Opinion

Letters to the editor

The province's environment minister addresses climate action.

Ontario taking steps on climate action

Ontario’s efforts towards climate action will guarantee the highest amount of emission reductions at the lowest possible cost.

Our decision to move forward with a cap and trade system has been reviewed by third-party economic experts who found that a carbon tax would cost households and business four times more without guaranteeing reductions.

The average household cost of cap and trade is estimated to be $156 — substantially lower than what a recent editorial suggests. This figure is substantiated by modelling done by EnviroEconomics.

Throughout the development and implementation of our cap and trade roll-out, we have very clearly communicated that proceeds acquired from the program will not be limited to Ontario households. Industry, such as heavy emitting manufacturers, as well as costs from transport will be part of the program. Misleading math that implies that our cap and trade program only covers households is disingenuous, at best.

Factual inaccuracies will also falsely suggest that our revenue estimations are revenue targets.
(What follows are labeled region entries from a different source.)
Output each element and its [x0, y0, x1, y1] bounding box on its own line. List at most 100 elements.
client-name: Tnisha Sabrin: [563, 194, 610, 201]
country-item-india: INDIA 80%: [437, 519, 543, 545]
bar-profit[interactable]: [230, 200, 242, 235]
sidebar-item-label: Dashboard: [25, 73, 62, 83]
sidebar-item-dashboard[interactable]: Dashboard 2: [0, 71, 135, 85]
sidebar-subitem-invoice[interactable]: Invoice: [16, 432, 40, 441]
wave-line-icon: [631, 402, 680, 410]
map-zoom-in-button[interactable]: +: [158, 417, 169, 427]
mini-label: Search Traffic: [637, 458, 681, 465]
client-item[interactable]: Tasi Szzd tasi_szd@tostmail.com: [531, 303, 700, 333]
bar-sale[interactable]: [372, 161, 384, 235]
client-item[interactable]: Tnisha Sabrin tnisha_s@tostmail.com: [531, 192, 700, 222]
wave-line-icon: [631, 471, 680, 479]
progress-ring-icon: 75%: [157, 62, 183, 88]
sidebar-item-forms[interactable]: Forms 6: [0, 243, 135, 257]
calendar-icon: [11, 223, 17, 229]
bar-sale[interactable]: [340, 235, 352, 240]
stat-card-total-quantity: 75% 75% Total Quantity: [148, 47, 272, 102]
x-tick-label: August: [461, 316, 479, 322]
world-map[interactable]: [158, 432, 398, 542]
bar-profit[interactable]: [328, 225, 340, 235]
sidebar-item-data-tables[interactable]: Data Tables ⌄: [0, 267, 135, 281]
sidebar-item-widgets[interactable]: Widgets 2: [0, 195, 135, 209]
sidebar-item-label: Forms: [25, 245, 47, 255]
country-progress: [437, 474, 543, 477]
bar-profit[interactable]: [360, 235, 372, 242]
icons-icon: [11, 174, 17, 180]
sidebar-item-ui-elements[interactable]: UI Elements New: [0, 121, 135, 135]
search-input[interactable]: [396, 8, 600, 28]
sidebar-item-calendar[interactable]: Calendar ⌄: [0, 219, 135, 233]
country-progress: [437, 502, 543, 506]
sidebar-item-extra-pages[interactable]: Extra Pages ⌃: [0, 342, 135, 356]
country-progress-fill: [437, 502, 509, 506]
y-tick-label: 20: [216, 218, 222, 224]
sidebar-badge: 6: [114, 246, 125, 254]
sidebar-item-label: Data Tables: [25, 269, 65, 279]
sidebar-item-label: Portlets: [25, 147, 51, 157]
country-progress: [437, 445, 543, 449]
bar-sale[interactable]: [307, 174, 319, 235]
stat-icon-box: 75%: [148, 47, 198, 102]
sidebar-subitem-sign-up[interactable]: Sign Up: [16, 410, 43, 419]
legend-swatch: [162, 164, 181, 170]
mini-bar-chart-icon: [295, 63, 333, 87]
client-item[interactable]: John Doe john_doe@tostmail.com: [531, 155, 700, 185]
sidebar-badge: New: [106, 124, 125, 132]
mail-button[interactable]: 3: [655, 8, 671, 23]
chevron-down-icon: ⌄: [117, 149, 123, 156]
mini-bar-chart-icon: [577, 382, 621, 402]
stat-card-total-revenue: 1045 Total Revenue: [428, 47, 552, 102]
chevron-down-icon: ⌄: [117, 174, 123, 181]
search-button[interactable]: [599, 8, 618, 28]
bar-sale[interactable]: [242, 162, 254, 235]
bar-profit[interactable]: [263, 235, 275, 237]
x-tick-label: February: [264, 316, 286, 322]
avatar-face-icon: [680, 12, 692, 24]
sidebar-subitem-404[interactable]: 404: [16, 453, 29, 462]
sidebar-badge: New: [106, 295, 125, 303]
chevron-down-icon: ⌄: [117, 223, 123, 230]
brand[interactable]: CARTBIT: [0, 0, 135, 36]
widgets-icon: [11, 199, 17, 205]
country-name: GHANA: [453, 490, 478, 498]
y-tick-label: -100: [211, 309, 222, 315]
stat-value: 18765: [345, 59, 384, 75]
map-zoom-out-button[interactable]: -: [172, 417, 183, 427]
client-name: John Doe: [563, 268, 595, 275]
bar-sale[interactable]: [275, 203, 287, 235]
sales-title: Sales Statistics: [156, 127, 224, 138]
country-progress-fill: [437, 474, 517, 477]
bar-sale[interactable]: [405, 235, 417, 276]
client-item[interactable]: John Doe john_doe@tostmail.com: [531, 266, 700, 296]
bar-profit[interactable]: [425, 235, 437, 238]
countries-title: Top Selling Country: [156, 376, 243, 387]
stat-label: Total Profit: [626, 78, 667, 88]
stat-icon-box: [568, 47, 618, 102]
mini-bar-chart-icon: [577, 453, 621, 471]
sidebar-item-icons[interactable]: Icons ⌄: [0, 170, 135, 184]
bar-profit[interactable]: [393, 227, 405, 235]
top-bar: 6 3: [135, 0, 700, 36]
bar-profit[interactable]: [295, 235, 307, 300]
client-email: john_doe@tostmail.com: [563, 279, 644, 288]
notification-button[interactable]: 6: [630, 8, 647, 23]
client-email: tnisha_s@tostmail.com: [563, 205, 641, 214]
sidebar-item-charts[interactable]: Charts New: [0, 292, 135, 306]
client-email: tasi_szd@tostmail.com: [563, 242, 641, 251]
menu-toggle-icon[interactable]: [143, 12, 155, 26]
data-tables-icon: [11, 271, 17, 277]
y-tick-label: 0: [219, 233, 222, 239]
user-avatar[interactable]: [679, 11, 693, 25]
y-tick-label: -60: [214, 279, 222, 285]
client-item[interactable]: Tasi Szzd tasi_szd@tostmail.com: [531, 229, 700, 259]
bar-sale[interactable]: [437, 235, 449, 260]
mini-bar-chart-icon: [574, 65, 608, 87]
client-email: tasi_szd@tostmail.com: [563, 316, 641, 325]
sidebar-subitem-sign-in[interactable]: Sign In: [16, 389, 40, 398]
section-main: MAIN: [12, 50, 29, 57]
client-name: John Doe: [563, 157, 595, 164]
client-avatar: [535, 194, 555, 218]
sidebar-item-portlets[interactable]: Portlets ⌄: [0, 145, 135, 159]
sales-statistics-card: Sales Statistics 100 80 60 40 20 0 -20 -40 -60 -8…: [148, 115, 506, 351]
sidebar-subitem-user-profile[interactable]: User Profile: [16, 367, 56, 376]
In our cap and trade system, market prices are based on how effectively we are able to drive emission reductions. Our market based approach will reduce greenhouse gas emissions while driving innovation and spurring economic growth. Ontario’s Climate Change Action Plan is putting a cap on the amount of emissions businesses can release into the atmosphere while providing industry the flexibility they need to transition to a low-carbon economy.

We want to ensure Ontarians that transparency is at the forefront in our climate action efforts. To do so, we have made it compulsory by law to disclose how proceeds from Ontario’s cap and trade program will be invested into projects that will reduce greenhouse gas emissions. These investments will include jobs by fostering and adopting clean technologies and retrofitting buildings and homes.

It is also important to note that gas prices have actually down since the implementation of cap and trade. Shifts in costs have always been dependant on consumption amount, usage of efficient or inefficient sources of energy and — with respect to vehicles — the type of car one drives. We know that households with electric or plug-in hybrid electric vehicle have lower incremental costs of fuel. Our government is taking steps to help Ontarians improve the energy efficiency of their homes and cars, subsequently reducing both their energy bills and carbon footprint.

Within the federal carbon pricing framework announced in October 2016, Ontario is moving forward with our Climate Change Action Plan. Our Action Plan provides more choice for households and businesses to make the transition to lower carbon technologies through voluntary programs.

Every dollar collected through our plan will be reinvested, allowing us to support up to an estimated $1.9 billion into green projects that fight climate change. These investments will help families and businesses reduce costs and make the switch to non-polluting choices easier and less expensive. This is a fair, responsible approach that has the support of third-party experts, businesses and other governments.